In the meantime, I did start other Hugo stories and books. None of them has grabbed me, though. Instead I reached into the To Be Read (TBR) pile and started on Mythago Wood - now there's a good story. Even though I don't like it, I want to finish it. I'll be back to the Hugos later.


Wednesday, June 10, 2015

Murderer classification

Google is definitely losing it. After yesterday's odd search suggestion, today I opened the news section to find:


I actually (hangs head in shame) read Gawker sometimes, but I wasn't prepared to have the Gawker headline "Search for Escaped Murderer With Huge Dick Extends into Vermont" featured as the top news story on the page.

Rarely do I find myself needed to classify murderers by dick size.

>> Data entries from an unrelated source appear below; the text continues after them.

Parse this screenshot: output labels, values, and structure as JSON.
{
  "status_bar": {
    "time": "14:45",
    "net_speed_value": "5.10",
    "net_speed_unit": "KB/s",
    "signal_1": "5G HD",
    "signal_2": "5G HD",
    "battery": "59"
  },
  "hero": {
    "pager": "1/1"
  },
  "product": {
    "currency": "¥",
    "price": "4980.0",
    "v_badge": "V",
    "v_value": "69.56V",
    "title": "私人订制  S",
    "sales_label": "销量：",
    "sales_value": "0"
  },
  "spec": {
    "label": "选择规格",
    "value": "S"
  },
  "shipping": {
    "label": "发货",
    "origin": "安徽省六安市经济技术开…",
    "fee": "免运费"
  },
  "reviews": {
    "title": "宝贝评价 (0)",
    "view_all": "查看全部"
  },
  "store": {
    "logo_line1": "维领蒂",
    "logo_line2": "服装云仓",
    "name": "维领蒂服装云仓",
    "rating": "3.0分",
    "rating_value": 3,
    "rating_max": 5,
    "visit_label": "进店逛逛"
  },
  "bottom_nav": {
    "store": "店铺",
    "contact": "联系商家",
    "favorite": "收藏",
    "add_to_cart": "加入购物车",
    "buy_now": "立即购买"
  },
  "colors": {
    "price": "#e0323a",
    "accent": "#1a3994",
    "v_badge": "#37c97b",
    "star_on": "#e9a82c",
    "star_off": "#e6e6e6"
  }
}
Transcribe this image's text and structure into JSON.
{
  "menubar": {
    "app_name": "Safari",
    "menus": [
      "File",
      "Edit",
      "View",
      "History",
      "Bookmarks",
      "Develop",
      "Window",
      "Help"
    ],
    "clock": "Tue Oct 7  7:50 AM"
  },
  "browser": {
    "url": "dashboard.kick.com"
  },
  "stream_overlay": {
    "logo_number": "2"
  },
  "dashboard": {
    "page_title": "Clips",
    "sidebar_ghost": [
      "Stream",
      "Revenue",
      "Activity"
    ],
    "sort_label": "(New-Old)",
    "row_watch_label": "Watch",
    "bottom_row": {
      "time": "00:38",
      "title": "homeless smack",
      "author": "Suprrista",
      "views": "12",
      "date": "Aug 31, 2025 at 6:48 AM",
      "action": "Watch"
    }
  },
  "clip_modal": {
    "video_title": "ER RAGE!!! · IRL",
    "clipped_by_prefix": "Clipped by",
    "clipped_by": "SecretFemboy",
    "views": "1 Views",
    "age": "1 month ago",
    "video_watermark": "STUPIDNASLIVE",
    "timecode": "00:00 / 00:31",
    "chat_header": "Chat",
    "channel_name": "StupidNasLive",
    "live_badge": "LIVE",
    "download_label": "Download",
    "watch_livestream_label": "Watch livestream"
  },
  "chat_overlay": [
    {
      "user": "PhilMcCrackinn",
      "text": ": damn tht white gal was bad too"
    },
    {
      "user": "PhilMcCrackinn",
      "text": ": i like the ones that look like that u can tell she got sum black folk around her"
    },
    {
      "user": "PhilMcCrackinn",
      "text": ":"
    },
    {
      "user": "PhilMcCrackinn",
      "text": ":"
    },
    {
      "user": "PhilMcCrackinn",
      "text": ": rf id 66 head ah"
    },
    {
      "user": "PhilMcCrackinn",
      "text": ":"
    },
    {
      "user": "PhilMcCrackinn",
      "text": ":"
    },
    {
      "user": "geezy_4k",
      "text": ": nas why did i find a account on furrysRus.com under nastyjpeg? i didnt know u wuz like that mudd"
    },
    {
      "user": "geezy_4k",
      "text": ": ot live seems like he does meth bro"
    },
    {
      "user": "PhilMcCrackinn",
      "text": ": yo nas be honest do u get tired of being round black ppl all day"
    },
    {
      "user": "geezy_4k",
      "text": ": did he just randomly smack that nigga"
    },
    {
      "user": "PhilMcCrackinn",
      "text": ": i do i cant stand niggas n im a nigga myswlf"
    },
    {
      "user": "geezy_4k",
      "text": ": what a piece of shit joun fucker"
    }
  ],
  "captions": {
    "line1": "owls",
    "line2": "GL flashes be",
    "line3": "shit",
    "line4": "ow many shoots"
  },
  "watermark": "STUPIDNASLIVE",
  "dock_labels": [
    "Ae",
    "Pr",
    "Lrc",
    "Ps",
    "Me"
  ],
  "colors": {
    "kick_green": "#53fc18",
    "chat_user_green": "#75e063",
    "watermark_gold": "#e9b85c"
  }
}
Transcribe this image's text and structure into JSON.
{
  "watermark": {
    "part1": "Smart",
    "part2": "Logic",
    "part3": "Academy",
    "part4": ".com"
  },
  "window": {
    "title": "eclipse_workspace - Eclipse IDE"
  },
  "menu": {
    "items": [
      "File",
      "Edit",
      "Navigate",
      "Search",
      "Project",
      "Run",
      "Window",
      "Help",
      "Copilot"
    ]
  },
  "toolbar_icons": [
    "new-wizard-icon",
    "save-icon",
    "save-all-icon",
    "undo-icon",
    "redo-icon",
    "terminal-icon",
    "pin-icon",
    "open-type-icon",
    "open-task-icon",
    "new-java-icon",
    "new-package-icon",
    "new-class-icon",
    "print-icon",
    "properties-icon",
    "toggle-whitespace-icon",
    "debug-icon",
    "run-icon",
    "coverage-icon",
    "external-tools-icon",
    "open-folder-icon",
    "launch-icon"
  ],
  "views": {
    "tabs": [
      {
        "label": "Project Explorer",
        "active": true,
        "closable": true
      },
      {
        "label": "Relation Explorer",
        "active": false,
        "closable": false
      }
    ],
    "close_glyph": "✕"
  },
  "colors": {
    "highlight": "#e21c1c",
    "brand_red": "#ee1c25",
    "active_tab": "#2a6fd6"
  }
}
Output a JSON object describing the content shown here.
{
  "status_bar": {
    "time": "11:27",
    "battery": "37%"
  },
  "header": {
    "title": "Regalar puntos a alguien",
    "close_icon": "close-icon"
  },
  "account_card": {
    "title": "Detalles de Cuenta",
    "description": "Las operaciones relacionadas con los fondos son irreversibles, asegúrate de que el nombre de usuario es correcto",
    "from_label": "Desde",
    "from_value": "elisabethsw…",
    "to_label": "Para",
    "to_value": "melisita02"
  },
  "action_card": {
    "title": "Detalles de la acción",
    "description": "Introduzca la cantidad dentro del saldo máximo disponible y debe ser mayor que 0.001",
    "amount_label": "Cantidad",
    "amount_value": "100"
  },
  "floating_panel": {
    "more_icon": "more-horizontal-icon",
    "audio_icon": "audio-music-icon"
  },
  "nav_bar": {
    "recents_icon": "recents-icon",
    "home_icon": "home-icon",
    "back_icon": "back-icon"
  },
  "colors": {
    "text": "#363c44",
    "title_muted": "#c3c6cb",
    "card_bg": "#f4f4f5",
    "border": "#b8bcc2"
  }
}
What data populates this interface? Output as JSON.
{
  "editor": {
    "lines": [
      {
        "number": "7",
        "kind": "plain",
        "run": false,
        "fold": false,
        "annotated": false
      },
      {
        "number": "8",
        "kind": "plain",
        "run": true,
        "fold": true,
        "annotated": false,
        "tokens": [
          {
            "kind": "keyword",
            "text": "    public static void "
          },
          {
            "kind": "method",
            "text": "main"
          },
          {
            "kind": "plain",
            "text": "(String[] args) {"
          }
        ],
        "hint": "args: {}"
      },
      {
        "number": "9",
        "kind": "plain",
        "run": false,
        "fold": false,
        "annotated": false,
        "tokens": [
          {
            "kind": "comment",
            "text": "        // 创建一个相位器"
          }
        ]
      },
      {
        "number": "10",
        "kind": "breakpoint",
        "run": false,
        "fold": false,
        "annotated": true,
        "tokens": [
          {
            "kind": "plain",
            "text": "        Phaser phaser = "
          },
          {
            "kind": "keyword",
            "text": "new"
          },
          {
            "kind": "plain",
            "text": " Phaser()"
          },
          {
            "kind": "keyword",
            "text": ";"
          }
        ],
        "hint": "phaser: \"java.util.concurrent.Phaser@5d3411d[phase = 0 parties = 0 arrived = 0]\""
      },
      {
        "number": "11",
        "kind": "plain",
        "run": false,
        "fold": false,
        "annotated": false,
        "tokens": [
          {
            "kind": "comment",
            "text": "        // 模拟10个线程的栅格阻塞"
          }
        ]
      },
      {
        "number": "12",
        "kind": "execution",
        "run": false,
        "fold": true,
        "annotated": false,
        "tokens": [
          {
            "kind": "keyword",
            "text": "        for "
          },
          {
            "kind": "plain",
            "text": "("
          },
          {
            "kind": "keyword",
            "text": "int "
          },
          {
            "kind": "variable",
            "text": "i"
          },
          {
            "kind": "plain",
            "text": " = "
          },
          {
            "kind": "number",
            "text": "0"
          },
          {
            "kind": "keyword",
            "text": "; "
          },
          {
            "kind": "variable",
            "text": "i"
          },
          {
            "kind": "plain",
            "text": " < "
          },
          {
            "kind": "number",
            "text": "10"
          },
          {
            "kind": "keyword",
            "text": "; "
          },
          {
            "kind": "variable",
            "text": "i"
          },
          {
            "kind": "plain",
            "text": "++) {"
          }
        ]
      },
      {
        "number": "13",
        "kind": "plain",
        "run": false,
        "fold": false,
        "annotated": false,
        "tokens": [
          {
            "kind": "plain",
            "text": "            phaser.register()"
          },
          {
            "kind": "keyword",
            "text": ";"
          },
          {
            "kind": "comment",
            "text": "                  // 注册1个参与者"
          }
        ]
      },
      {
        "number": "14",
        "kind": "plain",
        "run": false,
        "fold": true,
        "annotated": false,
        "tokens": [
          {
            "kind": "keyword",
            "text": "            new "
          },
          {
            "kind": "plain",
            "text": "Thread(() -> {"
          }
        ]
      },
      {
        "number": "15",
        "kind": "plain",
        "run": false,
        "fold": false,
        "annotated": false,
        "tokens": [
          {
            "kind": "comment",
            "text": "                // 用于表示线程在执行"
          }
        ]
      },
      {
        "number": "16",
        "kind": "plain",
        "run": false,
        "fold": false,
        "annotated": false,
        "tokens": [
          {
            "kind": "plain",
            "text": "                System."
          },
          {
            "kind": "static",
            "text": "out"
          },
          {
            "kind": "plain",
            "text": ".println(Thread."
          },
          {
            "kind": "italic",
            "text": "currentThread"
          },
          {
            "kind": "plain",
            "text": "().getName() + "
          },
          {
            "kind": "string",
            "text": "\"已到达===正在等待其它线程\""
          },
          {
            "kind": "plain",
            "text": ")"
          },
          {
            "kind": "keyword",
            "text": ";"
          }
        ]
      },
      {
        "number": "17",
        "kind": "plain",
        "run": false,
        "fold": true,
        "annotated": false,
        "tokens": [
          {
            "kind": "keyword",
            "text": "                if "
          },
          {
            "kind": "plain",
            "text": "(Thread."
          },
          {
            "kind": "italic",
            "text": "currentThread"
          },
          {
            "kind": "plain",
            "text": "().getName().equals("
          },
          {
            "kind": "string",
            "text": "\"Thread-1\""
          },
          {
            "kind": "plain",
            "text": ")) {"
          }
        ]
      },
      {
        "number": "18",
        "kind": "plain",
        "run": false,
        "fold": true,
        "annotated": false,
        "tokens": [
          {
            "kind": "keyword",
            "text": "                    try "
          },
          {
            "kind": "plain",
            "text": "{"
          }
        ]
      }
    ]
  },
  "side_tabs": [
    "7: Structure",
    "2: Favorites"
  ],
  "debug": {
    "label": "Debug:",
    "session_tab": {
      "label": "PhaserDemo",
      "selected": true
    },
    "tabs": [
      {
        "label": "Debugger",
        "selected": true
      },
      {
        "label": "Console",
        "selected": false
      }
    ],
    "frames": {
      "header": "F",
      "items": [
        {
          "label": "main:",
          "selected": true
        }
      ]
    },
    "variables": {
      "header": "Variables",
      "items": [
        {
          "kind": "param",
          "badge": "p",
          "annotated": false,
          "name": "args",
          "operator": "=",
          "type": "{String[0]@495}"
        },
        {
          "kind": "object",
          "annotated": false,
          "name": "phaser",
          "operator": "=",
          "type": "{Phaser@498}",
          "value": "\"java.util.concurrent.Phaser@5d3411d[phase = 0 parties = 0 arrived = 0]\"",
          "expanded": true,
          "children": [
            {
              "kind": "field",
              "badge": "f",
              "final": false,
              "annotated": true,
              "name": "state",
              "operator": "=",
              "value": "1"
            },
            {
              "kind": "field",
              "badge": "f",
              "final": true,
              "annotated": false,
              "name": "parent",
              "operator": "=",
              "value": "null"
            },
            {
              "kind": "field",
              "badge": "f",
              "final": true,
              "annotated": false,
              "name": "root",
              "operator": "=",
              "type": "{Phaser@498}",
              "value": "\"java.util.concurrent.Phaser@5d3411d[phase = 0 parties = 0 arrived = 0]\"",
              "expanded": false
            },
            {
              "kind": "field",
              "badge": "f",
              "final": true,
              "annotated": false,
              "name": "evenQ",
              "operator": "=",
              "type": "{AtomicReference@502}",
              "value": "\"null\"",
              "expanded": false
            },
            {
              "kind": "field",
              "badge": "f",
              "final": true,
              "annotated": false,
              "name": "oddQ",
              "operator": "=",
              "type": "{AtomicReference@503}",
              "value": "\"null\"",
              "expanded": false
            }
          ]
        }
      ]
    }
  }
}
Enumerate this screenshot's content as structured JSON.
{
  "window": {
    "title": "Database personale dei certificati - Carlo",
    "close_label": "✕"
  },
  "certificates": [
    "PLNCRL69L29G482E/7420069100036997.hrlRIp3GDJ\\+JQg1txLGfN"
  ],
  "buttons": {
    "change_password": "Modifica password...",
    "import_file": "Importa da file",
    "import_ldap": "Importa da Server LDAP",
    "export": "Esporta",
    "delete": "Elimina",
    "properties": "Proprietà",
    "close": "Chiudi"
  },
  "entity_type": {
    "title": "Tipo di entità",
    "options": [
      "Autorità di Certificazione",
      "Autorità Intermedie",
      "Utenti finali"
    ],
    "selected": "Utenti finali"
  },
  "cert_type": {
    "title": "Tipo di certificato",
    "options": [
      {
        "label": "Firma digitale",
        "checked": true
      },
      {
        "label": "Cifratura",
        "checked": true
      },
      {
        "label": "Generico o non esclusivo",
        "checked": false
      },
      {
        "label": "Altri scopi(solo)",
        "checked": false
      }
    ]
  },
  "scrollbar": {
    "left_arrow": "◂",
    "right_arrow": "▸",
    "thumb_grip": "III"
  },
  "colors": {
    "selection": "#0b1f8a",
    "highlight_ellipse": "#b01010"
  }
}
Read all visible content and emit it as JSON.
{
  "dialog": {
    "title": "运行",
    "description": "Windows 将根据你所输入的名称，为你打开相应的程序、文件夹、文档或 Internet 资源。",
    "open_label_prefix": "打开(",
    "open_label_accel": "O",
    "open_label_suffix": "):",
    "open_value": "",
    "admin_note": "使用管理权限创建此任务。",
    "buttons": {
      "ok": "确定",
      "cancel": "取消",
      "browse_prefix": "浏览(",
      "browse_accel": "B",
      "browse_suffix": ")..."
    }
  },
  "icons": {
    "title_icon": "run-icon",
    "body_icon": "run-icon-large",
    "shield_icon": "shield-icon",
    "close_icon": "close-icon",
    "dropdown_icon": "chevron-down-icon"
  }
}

I see Gawker gets the words "penetrated" and "extends into" in the tiny quotable section of the headline/story, so obviously years of training are paying off there. I couldn't help noticing that "for" is uncapitalized while "With" and "Into" get caps. Truly, their stylebook must be prodigious.

Tuesday, June 09, 2015

Worm = Dragon = Hoard of Gold, perhaps?



So, I was filking a song to commemorate the new Sex Pistols credit card, and couldn't think of an alternate phrase for "to have no money". As you do, I typed it into Google. Google suggested "lumbricus terrestris" as an alternate search term.

It's an earthworm, known in England as the common earthworm, although I gather in some places it isn't so common or is actively unwanted. What it has to do with not having any money, I have no idea.  I did a Google search on earthworms about seven months ago, but that was fifteen bazillion searches ago, and not related to money in any way, shape or form.